Zazen is the classic zen meditation sometimes described as ‘sitting quietly doing nothing’. A common practice among Japanese Zen Buddhist monks and nuns.
It’s tradition to sit in the lotus or half-lotus position here, but if this is uncomfortable for you then sit in a straight back chair.
Your hands should rest in your lap, with both palms up, and the left hand resting on the right hand.
Make sure your spine is straight. Push your lower back forward slightly and expand your chest while making sure your head is upright. Gently move from side to side until you find the balance point that is most comfortable.
Keep your eyes open just a tiny bit (‘neither open nor closed’) and look at the floor a few feet in front of you. Breathe in and out through your nose, keeping your mouth closed and your tongue resting gently against the roof of your mouth.
Take a few deep breaths, exhaling all of the air in your lungs each time, and then let your breathing find it’s own natural deep rhythm, without any force.

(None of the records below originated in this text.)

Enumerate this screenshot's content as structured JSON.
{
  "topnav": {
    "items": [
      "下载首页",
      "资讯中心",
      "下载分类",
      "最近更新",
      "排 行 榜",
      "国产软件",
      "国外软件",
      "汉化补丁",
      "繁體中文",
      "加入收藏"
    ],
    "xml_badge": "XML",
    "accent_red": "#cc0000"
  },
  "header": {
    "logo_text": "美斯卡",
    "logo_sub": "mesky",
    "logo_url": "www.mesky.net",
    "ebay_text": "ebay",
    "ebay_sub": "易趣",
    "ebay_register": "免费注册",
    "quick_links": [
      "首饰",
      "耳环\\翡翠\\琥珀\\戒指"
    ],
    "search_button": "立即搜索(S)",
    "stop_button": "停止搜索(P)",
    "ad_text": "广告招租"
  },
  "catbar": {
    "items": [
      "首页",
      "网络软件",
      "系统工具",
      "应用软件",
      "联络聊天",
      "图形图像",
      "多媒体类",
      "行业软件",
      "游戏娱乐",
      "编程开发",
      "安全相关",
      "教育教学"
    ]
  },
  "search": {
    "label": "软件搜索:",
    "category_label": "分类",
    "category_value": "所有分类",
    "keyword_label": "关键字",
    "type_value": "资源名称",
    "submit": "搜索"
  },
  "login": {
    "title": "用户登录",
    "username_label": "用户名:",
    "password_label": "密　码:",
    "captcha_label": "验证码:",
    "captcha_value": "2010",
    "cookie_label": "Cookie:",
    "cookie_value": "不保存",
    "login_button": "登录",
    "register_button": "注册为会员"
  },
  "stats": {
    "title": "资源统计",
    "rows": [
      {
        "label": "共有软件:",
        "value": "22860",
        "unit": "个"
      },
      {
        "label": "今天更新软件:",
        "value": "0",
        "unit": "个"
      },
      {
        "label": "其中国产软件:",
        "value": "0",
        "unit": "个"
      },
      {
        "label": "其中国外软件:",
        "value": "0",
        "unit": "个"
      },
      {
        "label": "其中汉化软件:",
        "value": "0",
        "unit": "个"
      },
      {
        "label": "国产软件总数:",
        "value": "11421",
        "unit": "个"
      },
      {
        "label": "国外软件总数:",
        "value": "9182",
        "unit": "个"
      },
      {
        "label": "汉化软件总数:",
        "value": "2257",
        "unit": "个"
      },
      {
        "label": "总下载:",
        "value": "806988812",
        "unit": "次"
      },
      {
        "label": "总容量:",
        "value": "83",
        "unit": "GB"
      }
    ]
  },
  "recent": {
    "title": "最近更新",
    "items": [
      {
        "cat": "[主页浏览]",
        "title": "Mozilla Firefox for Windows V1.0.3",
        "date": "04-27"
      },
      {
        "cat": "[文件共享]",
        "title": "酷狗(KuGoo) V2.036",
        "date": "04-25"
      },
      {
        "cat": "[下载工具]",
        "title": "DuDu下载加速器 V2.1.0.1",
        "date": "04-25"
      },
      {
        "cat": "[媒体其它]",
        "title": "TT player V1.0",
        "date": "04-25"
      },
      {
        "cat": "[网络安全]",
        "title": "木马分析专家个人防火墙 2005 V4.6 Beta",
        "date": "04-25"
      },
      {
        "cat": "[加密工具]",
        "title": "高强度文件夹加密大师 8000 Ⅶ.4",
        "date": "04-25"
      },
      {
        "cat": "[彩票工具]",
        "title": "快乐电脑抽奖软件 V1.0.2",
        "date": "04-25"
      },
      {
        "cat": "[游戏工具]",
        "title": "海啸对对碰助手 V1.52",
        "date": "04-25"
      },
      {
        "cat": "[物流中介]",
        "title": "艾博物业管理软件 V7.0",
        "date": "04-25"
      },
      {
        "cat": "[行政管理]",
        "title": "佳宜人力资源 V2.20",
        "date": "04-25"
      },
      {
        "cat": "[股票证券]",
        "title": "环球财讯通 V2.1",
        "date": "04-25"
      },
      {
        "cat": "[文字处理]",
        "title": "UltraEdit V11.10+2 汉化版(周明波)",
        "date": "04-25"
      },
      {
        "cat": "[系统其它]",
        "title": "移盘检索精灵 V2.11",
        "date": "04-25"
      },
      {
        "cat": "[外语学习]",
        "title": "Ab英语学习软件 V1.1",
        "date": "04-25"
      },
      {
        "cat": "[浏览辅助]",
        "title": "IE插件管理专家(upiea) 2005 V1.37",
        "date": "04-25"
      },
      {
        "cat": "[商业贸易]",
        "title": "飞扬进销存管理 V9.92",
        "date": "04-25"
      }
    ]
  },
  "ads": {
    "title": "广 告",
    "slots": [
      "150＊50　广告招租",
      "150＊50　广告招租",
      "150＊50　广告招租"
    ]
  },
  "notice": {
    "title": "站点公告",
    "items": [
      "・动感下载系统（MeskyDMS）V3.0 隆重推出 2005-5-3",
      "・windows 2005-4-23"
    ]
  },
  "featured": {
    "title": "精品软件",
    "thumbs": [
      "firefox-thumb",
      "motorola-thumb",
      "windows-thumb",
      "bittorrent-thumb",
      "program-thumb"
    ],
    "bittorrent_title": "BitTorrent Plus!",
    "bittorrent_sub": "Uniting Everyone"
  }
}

Watch the breath. When the mind wanders, gently acknowledge it then bring it back again to that simple awareness. Be still. Relax. Be easy on yourself. Don’t judge yourself. Just keep the attention on your breathing, and when the mind wanders, and it will, just gently bring it back again.
Be here now. Just BE in the moment. Breathe, and be fully, vitally present.
When you choose to come out of the meditation, first come back to a full sense of being engaged in all of your body. Then gently move your upper body around in small arcs before stretching your legs out. Don’t stand up too soon if your legs are stiff!!